日比谷公園における菊花展(2006,2007)より


 栽培される花としてのキクは奈良時代の初期に中国から渡来した宿根草とされる。したがって、ふつうは花が終われば地上部は枯れて根だけ残り、翌春改めて茎を伸ばす多年草である。
キク科は約1000属、およそ2万3000種にのぼり、顕花植物中最も大きい植物群で全世界に広く分布し、日本には約70属,370種あるとされる。また、キク科には少数の木本性のものがあるが、大部分は草本性である。(平凡社世界大百科事典)

  ユリオプスデージー

    コウヤボウキ

     ハマギク
 木本のキク科植物として最も身近なものは黄色い花を付けるユリオプスデージーである。しばしば、茎がガッチリ木質化した巨大な株を見かける常緑低木(時に半耐寒性常緑多年草としている説明もある。)である。その他、コウヤボウキも小さくて頼りないが落葉低木とされ、ハマギクも小低木(亜低木、半低木としている説明もある。)とされる。

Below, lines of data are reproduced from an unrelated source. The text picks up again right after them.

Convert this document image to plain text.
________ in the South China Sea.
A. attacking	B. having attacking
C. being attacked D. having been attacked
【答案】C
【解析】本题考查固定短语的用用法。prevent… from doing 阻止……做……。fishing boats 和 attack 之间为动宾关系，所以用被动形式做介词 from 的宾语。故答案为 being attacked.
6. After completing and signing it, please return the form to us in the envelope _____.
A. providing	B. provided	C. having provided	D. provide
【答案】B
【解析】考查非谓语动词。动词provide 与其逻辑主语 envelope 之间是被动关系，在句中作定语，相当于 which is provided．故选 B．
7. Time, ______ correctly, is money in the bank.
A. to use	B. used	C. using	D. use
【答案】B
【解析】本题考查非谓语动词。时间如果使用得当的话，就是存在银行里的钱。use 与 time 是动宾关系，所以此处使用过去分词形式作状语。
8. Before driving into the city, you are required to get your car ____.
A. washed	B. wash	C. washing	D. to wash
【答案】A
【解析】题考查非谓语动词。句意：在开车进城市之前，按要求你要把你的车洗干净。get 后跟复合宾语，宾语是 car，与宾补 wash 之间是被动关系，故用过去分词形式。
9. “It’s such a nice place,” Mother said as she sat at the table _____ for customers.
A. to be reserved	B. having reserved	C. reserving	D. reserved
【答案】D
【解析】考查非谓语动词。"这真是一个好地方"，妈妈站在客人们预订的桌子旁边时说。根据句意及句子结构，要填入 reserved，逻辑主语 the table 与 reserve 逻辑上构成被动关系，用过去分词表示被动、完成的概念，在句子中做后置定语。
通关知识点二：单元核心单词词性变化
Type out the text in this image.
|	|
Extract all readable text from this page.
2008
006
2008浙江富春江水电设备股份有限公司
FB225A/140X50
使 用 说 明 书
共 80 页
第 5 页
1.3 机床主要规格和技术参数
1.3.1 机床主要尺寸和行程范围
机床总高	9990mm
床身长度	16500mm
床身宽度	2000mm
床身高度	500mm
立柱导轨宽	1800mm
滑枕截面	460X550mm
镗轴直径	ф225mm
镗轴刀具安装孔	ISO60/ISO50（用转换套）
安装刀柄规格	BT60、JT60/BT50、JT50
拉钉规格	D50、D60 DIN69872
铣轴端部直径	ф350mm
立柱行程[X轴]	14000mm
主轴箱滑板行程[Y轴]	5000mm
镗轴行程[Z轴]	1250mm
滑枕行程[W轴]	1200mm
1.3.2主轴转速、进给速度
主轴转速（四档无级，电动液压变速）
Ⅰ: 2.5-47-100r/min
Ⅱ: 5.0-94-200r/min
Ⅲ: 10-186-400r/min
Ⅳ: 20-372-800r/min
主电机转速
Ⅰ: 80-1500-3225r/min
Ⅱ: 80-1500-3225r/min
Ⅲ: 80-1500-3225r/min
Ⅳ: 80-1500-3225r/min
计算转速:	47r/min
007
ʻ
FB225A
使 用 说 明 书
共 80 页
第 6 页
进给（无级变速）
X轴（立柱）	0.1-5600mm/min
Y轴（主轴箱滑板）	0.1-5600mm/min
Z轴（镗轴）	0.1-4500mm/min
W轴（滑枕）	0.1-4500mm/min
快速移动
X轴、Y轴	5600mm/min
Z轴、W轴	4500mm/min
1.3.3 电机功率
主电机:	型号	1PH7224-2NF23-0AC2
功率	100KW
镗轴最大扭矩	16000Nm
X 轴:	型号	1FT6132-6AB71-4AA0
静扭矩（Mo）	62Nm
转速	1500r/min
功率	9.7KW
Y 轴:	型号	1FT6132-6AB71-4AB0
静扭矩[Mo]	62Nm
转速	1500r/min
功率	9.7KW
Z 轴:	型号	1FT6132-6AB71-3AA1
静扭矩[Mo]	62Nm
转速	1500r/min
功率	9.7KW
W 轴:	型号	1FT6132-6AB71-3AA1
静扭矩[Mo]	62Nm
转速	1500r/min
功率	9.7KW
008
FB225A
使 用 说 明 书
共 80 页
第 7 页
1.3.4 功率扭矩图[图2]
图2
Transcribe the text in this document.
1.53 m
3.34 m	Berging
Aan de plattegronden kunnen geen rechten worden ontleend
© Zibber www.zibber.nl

 さて、小菊盆栽について。最近、たまたま小菊盆栽の教室がこれから開催されようとしている場に遭遇して、チャンスとばかりに小菊盆栽の先生に立ち話で少し伺ってみた。

 質問のポイントは、「小菊盆栽は複数年にわたって冬を越し、毎年花を咲かせることができるのか」ということである。答えは、「特別の環境、管理下で、数年にわたってもたせることが可能である。」ということであった!! 樹木のように数十年にわたって地上部を維持できないものの、短いながらも木になれることがわかった!!ただし、こうしたものはむしろ特殊で、前の年に挿し芽して育てた苗を使用して、その年限りのものとして仕立てるのが普通であるとのことであった。

 そこで、特に「菊の木」についてもう少し知りたくなってにわか勉強をしてみた。教科書として選定したのは、たまたま図書館にあった以下の図書で、ポイントは以下のとおりであった。

図解キクの仕立て方:ガーデンライフ編集部(昭和55年10月17日、誠文堂新光社)
必携 小菊盆栽:宗田栄一(昭和58年9月30日、誠文堂新光社)
@ 一般の小菊盆栽

 菊の盆栽にはその特性が盆栽作りに適合した小菊の品種を利用している。
 樹木の盆栽は最低でも10年を要するが、小菊盆栽作りは挿し芽をしてから14ヶ月前後で完成できる。
 前年に挿し穂を採取して挿し芽で苗を確保し、摘心摘芽を繰り返して枝を作り上げていく。

A 古木盆栽仕立て

 キクは宿根性であるから地上部は毎年花が咲き終わると枯死してしまう。しかし、品種や管理によっては樹そのものが古木化して数年生き続けることができる。この特性を生かして同じような樹態が数年続けて作形できる。  
 古木保存年数の記録は東京周辺でも最高15年くらいで、平均すると寒冷地に古いものがある。 
 管理上、早めに花を取り除く必要があるほか、古木は勢いが弱いため、これに配慮した特別の管理が必要となる。